At the conference the victim, young person, family and community meet to discuss what happened and agree an action plan for the young person. The action plan then goes back to the court or prosecution for final agreement and if they agree the young person must carry it out or be returned to court.
I have run several conferences over the 5 years I have done the job for young people involved in what they term 'riotous behaviour', mainly in interface areas of Belfast....obviously a different political situation but [conferencing] could be applied to recent riots.
I convened the conferences with community representatives from both 'sides' of the community and make efforts to find someone who lives in the area of trouble and has been directly affected. Usually the young person has to do something to restore their relationship with the community - this may be work or repaying money for damage caused. This is a pretty standard way of dealing with our riots here by now (youth conferencing has been running since 2002 on this basis) and although obviously it has not solved the problem, relationships on the ground between young people and the communites they inhabit does seem to have improved and despite what the national media reports our riots have settled down a good bit in recent years for a variety of reasons.
What I do not understand is why the knowledge built up over here is not being applied nationally in the UK. There have now been over 10,000 of these conferences held for offences ranging from shoplifting to sexually harmful behaviour. I am aware that we have been visited by various agencies within the UK and reports have been written, etc., etc. (most recently the Prison Reform Trust report: www.prisonreformtrust.org.uk/uploads/documents/making).

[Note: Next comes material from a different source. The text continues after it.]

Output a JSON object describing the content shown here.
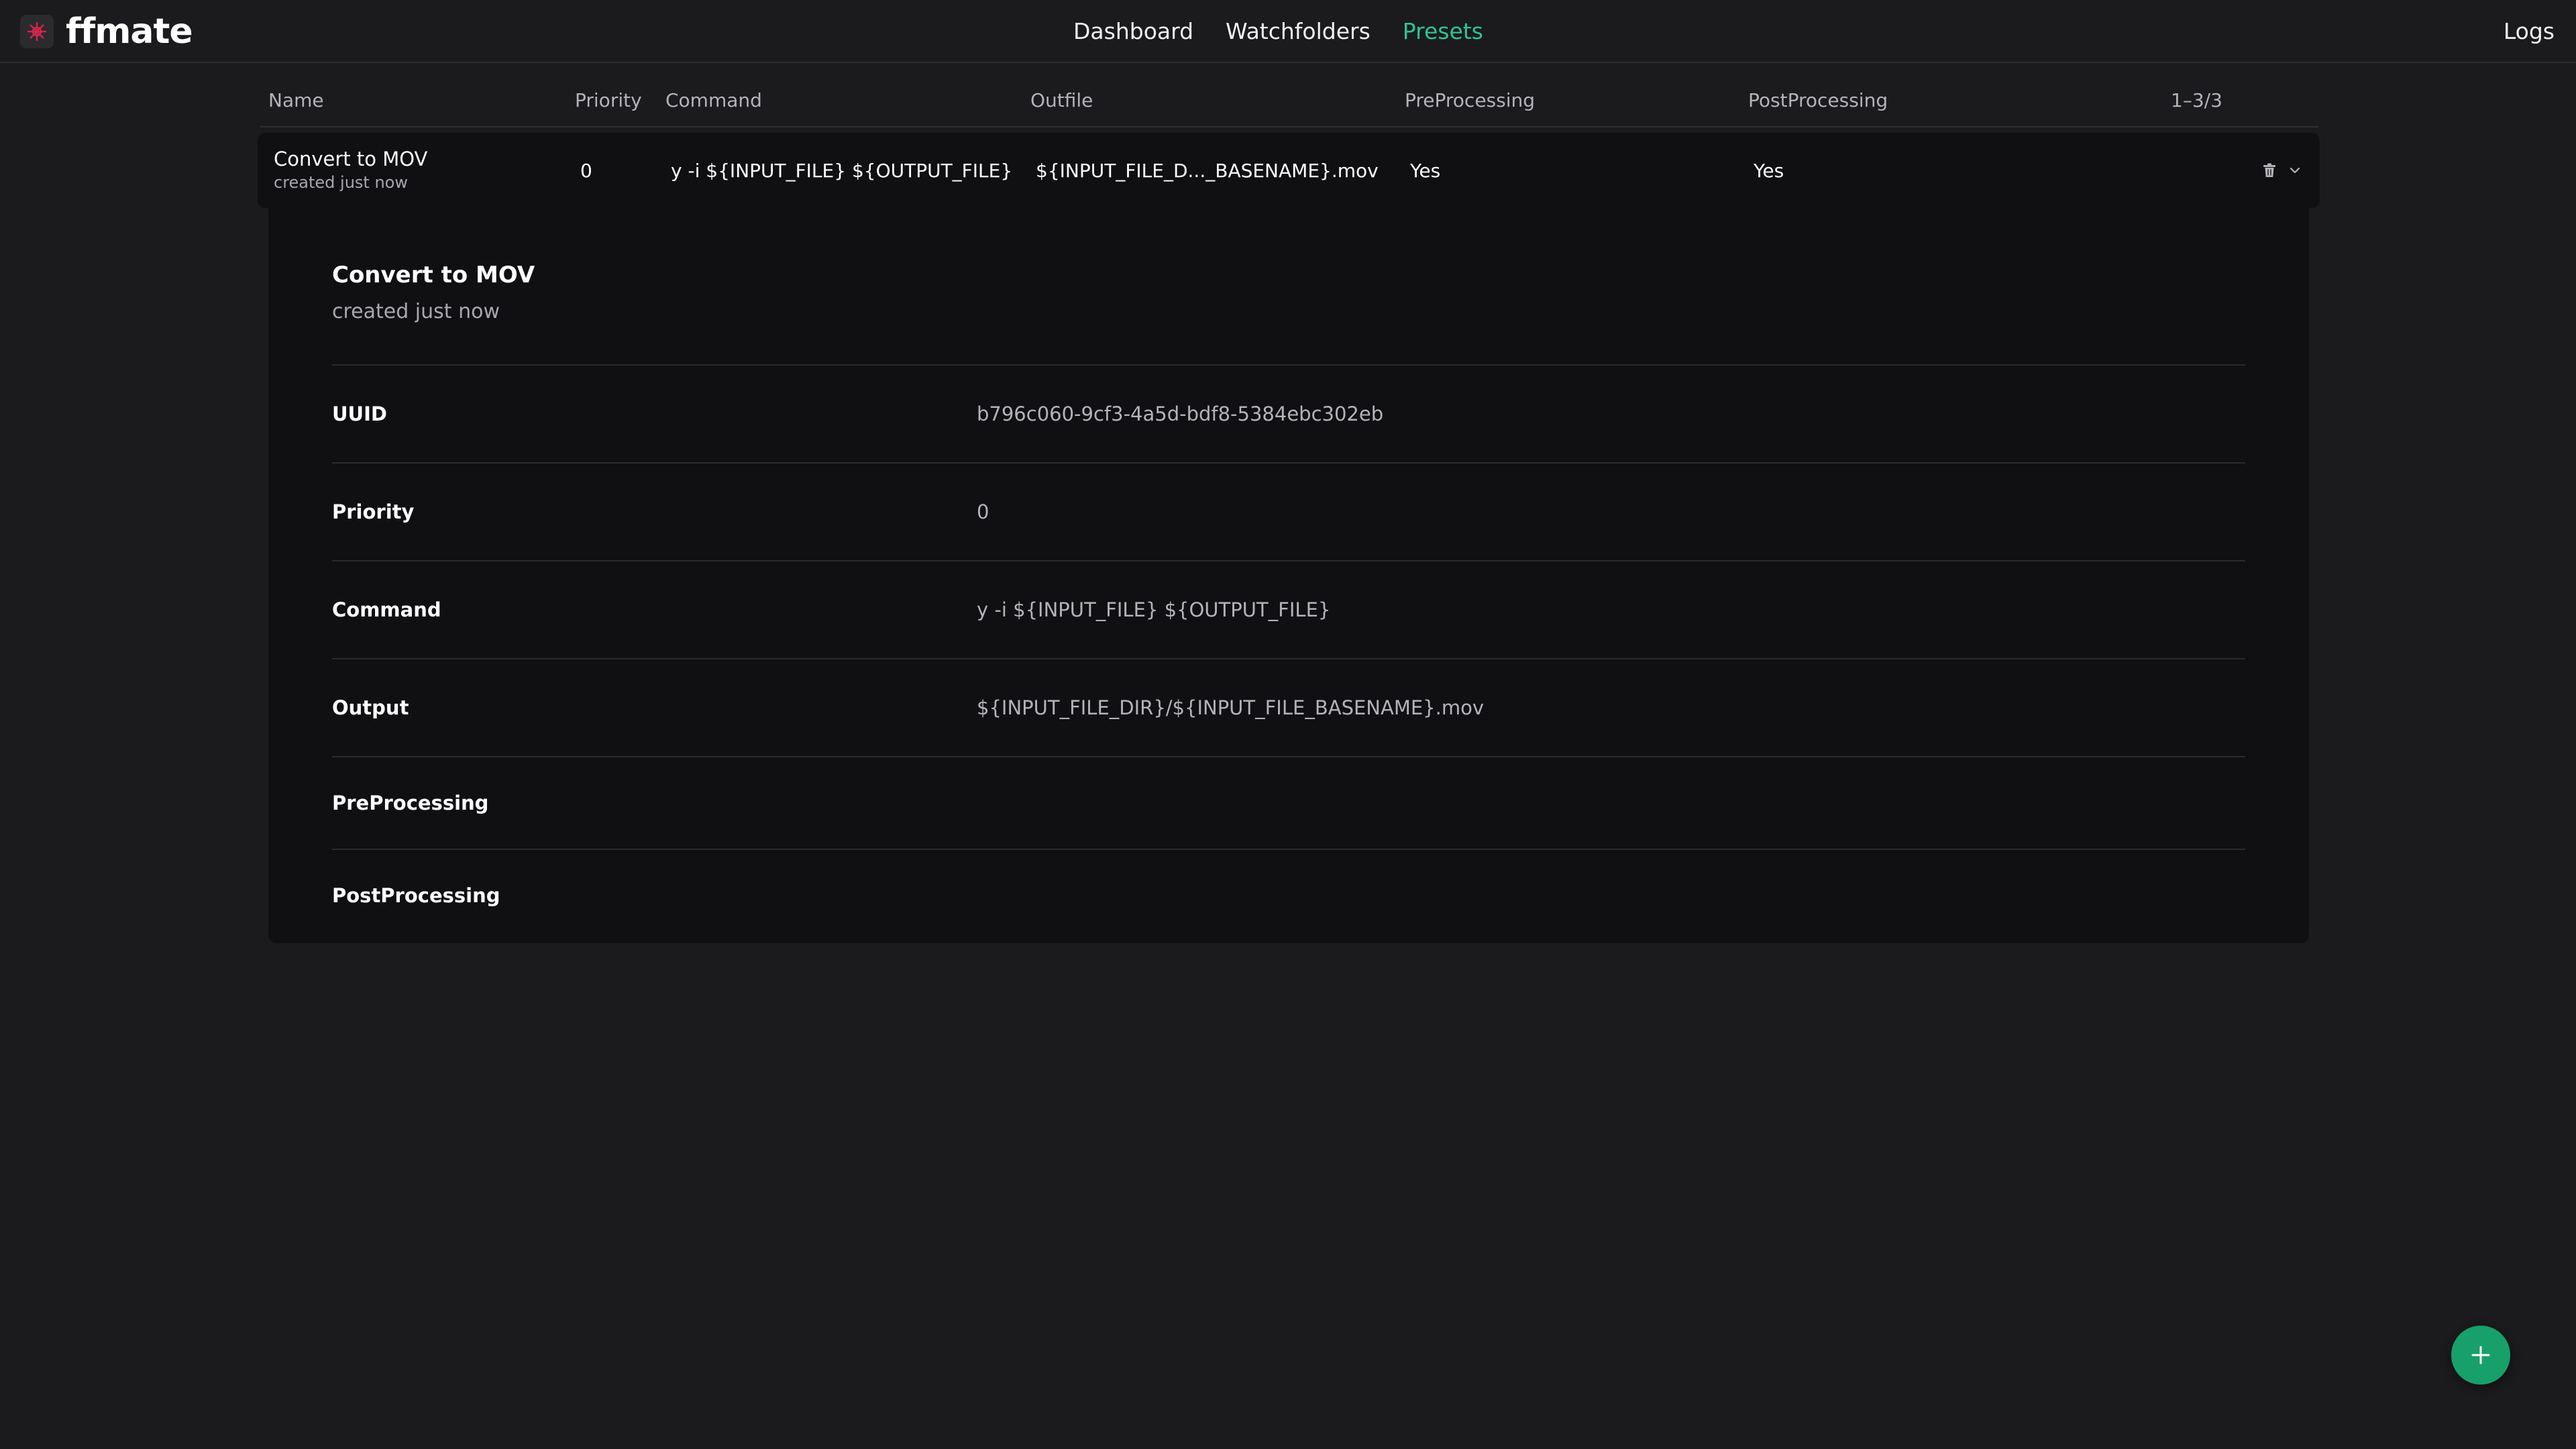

The problem I think is it is still seen by a general public fuelled by British tabloids as a soft option. It really need not be. What is contained in the Youth Conference plan is determined by those present with the victims views taking priority and we can recommend custody and the Youth Conference plan or up to 240 hours of community service. Also, meeting face to face with someone affected by your harmful behavour is in no way a soft option. I can testify to this on behalf of the many young people who I have supported through this process!!!